Meditation is hard — Molly Birkholm, stress management consultant and yoga and meditation teacher, knows this first hand. She was introduced to meditation after experiencing a near-fatal car crash. While she learned to use this practice to heal her own PTSD, it was not easy to get into. "Initially, I found it very difficult to do silent meditation," Birkholm told POPSUGAR. "It just seemed like my mind went straight to the to-do list, or as I call it, the 'Top 10 Favorite Playlist of Thoughts That You Can't Stop Yourself From Thinking.'"
Birkholm quit her job four years after the crash to study around Asia, where she eventually completed her teacher training in Sivananda Yoga. She teaches private retreats for corporate clients and has worked with veterans and military personnel through the organization Warriors at Ease, which offers trauma-sensitive yoga and meditation programs. For Integrative Restoration (iRest) Institute, she leads practices of yoga nidra, a form of guided relaxation that brings you into a state of meditation. Birkholm classifies it as a mindfulness form of meditation as opposed to a "concentration" style focused on silence.

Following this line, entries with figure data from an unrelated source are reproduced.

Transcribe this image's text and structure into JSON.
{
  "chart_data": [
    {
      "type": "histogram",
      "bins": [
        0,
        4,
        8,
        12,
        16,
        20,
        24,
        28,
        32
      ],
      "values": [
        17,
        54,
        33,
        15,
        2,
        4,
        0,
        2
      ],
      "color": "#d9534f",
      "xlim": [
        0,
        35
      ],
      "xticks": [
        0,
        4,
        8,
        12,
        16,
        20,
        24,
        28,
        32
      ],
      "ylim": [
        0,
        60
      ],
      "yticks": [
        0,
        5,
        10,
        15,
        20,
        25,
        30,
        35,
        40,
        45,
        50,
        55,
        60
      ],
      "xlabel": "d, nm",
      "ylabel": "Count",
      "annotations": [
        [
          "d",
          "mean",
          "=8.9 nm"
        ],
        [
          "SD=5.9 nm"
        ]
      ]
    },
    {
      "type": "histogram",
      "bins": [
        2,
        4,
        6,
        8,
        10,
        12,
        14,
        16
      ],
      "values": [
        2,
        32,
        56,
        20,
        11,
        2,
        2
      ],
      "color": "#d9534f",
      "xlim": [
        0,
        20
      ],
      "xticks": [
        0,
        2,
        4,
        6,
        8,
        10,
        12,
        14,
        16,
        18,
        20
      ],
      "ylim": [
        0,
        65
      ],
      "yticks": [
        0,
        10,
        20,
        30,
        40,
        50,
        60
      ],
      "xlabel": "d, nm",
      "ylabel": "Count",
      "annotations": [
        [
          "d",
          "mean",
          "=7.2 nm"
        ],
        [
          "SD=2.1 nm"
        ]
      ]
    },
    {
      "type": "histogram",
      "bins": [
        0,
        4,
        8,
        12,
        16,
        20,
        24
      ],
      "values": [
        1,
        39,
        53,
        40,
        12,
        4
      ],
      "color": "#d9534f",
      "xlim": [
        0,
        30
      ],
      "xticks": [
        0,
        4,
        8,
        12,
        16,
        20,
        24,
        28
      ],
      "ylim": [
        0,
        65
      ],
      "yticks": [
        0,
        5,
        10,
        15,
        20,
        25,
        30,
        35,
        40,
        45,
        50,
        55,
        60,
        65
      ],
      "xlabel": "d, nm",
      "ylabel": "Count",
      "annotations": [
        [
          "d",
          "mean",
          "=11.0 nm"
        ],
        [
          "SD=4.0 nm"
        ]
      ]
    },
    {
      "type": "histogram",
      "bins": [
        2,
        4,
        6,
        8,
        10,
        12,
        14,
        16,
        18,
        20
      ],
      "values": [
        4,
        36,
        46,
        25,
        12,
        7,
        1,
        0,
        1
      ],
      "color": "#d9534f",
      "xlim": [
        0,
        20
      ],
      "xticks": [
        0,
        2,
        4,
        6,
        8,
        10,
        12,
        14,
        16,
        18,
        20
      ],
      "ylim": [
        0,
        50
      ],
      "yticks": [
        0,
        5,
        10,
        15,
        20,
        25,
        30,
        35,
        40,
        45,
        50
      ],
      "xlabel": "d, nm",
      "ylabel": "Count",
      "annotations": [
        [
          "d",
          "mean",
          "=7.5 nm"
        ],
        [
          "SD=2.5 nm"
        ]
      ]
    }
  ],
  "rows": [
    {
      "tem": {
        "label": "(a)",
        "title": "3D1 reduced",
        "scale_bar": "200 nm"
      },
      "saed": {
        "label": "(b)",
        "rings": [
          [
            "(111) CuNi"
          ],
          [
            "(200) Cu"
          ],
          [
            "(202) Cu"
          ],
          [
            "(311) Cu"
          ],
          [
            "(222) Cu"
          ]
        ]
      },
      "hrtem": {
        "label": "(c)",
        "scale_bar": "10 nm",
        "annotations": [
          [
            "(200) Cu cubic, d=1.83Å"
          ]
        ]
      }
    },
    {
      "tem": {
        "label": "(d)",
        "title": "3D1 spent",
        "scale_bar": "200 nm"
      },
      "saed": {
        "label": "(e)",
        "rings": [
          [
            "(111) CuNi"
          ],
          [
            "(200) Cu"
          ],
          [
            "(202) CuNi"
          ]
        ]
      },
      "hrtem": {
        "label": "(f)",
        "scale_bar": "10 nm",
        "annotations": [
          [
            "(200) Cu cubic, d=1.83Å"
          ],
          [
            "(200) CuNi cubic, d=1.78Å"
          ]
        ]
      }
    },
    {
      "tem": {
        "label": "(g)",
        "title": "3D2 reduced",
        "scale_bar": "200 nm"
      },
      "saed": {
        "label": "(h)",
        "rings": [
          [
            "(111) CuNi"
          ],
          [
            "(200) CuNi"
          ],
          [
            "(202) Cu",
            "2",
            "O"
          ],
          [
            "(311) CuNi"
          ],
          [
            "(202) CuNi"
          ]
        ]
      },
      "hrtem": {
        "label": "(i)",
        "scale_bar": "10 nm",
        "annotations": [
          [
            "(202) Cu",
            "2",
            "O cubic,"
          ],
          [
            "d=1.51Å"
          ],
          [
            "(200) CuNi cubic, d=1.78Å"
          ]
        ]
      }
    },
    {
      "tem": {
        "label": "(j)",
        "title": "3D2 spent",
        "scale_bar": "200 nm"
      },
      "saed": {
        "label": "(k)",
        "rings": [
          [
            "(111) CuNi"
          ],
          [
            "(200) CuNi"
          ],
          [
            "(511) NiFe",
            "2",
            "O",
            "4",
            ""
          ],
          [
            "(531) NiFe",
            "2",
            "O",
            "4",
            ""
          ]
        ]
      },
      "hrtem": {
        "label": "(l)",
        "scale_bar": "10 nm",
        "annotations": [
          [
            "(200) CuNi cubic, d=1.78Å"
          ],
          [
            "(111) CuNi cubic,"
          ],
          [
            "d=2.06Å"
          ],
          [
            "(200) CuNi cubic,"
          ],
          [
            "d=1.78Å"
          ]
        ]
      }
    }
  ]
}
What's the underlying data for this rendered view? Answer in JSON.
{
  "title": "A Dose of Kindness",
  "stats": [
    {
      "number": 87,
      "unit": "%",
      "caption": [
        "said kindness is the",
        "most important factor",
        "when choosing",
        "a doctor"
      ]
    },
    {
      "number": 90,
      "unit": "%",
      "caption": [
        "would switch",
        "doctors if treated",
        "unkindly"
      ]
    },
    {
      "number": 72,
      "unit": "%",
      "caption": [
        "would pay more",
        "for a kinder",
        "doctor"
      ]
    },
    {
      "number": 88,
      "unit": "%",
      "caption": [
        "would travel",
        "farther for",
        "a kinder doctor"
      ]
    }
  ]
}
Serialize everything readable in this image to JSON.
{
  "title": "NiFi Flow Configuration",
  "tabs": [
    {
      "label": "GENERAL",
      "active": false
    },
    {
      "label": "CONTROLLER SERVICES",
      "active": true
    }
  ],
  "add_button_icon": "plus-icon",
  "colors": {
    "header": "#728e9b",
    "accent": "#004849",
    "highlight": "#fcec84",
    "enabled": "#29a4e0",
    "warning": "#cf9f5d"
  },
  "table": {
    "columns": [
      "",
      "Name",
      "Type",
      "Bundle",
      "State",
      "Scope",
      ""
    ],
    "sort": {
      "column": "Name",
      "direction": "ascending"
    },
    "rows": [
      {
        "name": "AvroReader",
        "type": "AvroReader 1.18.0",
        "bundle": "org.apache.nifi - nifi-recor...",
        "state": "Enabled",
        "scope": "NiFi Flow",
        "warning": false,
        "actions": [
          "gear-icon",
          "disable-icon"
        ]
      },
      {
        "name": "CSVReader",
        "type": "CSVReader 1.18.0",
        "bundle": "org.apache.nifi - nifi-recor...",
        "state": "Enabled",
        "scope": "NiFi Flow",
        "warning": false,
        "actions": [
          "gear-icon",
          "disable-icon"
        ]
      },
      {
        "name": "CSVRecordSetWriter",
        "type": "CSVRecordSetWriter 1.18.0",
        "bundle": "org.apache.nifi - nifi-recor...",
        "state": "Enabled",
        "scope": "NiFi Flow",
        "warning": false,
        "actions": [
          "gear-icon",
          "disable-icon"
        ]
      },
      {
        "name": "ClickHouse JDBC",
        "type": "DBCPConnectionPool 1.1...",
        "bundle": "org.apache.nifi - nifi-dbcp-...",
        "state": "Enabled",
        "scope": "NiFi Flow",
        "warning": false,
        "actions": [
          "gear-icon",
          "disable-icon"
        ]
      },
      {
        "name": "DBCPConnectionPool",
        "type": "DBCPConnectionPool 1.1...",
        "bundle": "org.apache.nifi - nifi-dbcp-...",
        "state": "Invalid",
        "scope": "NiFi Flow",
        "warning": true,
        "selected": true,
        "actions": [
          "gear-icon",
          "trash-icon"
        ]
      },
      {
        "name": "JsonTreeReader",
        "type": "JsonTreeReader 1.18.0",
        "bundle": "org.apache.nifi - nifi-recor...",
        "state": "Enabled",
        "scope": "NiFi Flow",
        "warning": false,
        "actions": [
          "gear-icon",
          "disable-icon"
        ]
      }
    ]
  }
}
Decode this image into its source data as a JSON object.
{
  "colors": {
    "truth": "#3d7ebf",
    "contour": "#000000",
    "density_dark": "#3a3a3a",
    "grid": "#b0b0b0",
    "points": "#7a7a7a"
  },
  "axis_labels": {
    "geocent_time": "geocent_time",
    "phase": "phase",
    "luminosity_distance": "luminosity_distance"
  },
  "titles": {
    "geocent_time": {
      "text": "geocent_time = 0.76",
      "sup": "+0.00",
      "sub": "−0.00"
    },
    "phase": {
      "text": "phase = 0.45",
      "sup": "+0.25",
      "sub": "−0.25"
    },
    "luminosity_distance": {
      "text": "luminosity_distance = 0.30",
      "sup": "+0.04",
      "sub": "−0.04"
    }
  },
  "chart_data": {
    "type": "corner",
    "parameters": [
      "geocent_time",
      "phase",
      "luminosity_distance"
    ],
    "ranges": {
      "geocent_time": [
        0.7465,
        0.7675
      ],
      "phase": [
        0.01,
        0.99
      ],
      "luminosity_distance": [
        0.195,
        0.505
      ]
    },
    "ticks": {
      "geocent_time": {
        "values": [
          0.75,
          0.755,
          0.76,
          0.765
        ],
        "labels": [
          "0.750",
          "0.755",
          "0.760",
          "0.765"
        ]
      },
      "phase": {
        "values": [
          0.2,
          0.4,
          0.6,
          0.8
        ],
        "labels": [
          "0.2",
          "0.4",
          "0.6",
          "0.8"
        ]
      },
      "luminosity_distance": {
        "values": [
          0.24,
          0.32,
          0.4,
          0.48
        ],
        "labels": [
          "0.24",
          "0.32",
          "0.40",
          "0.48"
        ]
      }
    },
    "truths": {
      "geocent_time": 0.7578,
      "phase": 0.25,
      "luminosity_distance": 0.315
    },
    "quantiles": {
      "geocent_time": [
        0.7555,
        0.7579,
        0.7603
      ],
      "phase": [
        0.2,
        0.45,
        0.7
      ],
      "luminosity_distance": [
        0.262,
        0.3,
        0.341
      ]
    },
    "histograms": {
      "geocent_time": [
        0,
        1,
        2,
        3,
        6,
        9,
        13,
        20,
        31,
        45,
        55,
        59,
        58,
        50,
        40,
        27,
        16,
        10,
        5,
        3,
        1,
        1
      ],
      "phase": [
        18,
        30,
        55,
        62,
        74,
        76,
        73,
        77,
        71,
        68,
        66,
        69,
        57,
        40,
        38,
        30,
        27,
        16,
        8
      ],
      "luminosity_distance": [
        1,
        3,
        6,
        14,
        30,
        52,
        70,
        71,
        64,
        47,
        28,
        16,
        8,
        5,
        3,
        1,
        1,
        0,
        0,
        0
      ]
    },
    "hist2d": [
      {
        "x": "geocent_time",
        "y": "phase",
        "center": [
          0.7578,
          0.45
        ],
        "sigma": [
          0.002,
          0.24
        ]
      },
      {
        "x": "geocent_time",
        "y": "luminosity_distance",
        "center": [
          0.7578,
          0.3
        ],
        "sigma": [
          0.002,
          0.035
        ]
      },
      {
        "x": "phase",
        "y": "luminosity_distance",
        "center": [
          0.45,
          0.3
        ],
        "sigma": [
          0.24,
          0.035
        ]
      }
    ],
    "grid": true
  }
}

Mindfulness meditation, which yoga nidra is a part of "is more of a tool to cultivate a sense of self-awareness, where you're aware of your body, aware of your breath, aware of your emotions, your feelings, your beliefs, your thoughts, but you're staying connected to a state of peace," Birkholm explained. "So you can think of mindfulness meditation as more like someone taking you by the hand and saying, 'Now we're going to go on a little tour of what's present for you in this moment.'"
Birkholm further explained, "A lot of times, people who just start meditating are people who are in a state of heightened stress or hyper-vigilance. If they try the concentration forms of meditation, they could end up feeling like they're failing or doing it wrong because the mind doesn't silence right away." That being said, if you have trouble sleeping or you feel anxious or depressed, meditation could be highly effective for helping alleviate that, she said, explaining that you don't necessarily need to feel as though you're going through trauma, like she did, to start.
"You're really more able to meet life on life's terms and find that sense of effortless power instead of powerful effort that really tends to drain us."
Ways to Meditate For Stress Relief
Birkholm said that beginners should aim to meditate at least 20 minutes a day, whenever is convenient for them. They should also be consistent with it — try to meditate for two weeks or set a goal for a whole month. She said that even if you feel like you won't have time for this practice, you may come to realize that you're more efficient in the tasks you do each day because of it, and you'll want to make time. "You're really more able to meet life on life's terms and find that sense of effortless power instead of powerful effort that really tends to drain us."
This is the concentration style of meditation that Birkholm was talking about before. She would recommend starting with some deep breathing and taking time to observe the physical sensation of the body, the breath, and the mind. Anytime something arises in the mind, notice where you feel tension in your body. If you're not able to get into this form meditation, she suggests using guided meditation, specifically yoga nidra sessions, to help you reach a level of relaxation.
Birkholm's 24-session iRest: Integrative Restoration Yoga Nidra for Deep Relaxation course is available for purchase on The Great Courses website. She also has downloadable audio files that will lead you through iRest yoga nidra practices on her own website (all for $9 right now). Plus, here's a roundup of guided meditation videos you can try that aren't labeled as yoga nidra but are meant to help you de-stress.
Don't Know Where to Start? Try Focusing on Your Breath
One breathing technique that Birkholm highlighted is a simple task of making your exhalation longer than your inhalation. Take deep breaths into the belly and up into the chest, then have a drawn-out exhale and pull your belly in. Everyone's breathing tempo is different, so she suggests first counting how long your inhale is and how long your exhale is. Then, add two, three, or four seconds to the exhale. "You can eventually work up to doubling the exhale over the inhale, but at first that might be overwhelming for people, so I would start just by adding a few seconds and really mellowing that breath out," she said.
Another breath Birkholm talked about was something called the "Ferris wheel breath," where you picture a long narrow Ferris wheel that runs up and down your spine. "On the inhale, you breathe up the front side of your spine. You notice that moment of transition at the top, where the inhale becomes an exhale, and then you exhale down your spine. You notice that moment of transition at the bottom, and then you inhale up the front side of your spine again," she explained.
Giving people that visualization helps them focus on their breathing, especially if they're having a difficult time getting into silent meditation, Birkholm said. "We use these techniques because the mind is like a bird that doesn't have a place to land. And if you give it a mantra or you give it a breath or you give it a visual, it'll land."